Nela, sobre a “doutrinação”, que
“Até a leitura obrigatória, que Amorim mandou suspender diante da entrevista de Abdenur, foi minimizada pelo chanceler. Ele disse que, de três obras obrigatórias (Chutando a Escada, do chinês Ha-Joon Chang, Rio Branco, de Álvaro Lins, e Brasil, Argentina e Estados Unidos – Da Tríplice Aliança ao Mercosul, de Luiz Alberto Moniz Bandeira), apenas a última poderia ter algum viés esquerdista. Ainda assim, Amorim afirmou que decidiu suspender as leituras apenas para evitar o que chamou de “mal-entendidos” explicitados pela entrevista de Abdenur a VEJA”.

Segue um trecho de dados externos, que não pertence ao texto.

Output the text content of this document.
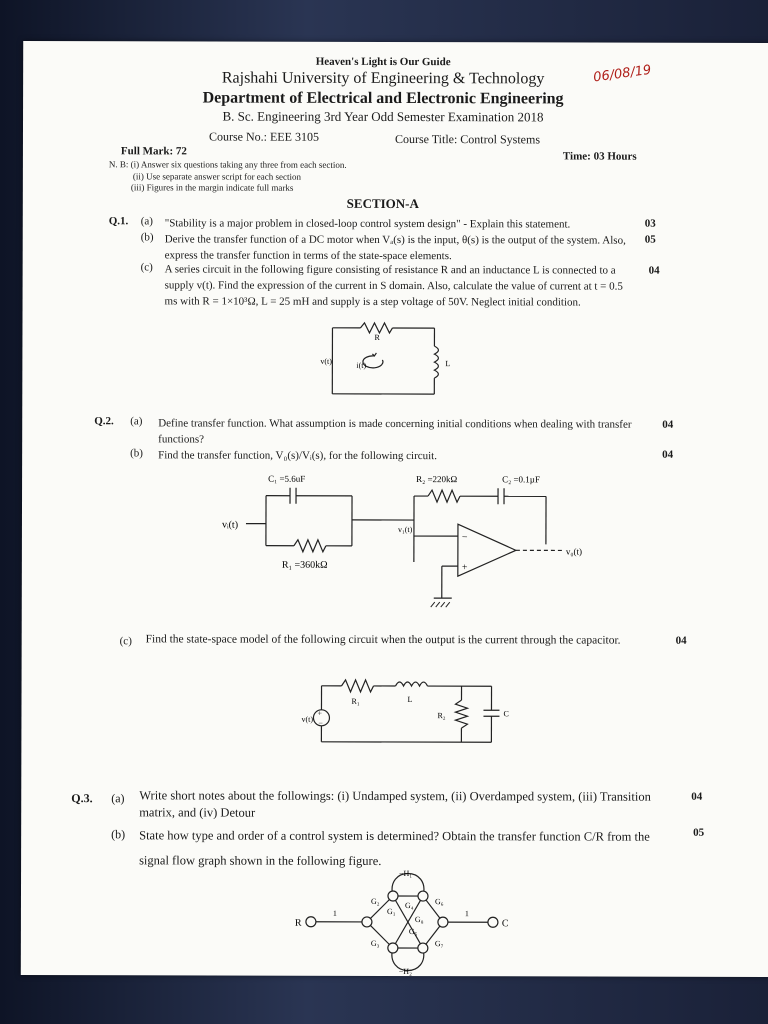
Heaven's Light is Our Guide
Rajshahi University of Engineering & Technology
Department of Electrical and Electronic Engineering
B. Sc. Engineering 3rd Year Odd Semester Examination 2018
06/08/19
Course No.: EEE 3105	Course Title: Control Systems
Full Mark: 72	Time: 03 Hours
N. B: (i) Answer six questions taking any three from each section.
(ii) Use separate answer script for each section
(iii) Figures in the margin indicate full marks
SECTION-A
Q.1. (a) "Stability is a major problem in closed-loop control system design" - Explain this statement.	03
(b) Derive the transfer function of a DC motor when Vₐ(s) is the input, θ(s) is the output of the system. Also, express the transfer function in terms of the state-space elements.
05
(c) A series circuit in the following figure consisting of resistance R and an inductance L is connected to a supply v(t). Find the expression of the current in S domain. Also, calculate the value of current at t = 0.5 ms with R = 1×10³Ω, L = 25 mH and supply is a step voltage of 50V. Neglect initial condition.
04
R
L
v(t)	i(t)
Q.2. (a) Define transfer function. What assumption is made concerning initial conditions when dealing with transfer functions?
04
(b) Find the transfer function, V₀(s)/Vᵢ(s), for the following circuit.	04
C₁ =5.6uF	R₂ =220kΩ	C₂ =0.1µF
R₁ =360kΩ
vᵢ(t)	v₁(t)
v₀(t)
−
+
(c) Find the state-space model of the following circuit when the output is the current through the capacitor.	04
+
−
v(t)
R₁	L
R₂	C
Q.3. (a) Write short notes about the followings: (i) Undamped system, (ii) Overdamped system, (iii) Transition matrix, and (iv) Detour
04
(b) State how type and order of a control system is determined? Obtain the transfer function C/R from the signal flow graph shown in the following figure.
05
R	C
1	1
G₂
G₃
G₁
G₄
G₅
G₈
G₆
G₇
−H₁
−H₂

No parágrafo abaixo, a revista acrescenta:
A leitura obrigatória de obras alinhadas com a doutrina nacional-terceiro-mundista do chanceler Amorim foi introduzida pelo secretário-geral do Itamaraty, Samuel Pinheiro Guimarães, no início de 2004. A leitura é parte de um cursinho de duas semanas a que Pinheiro Guimarães submete todos os diplomatas que estão sendo transferidos de posto.
O viés ideológico das aulas, apelidadas no Itamaraty de ‘Escolinha do Professor Samuel’, é inequívoco.
O apelido não é do Itamaraty. Em setembro de 2004, a revista trouxe a reportagem “Escolinha do professor Samuel”, cujo alvo era precisamente o secretário-geral do Itamaraty.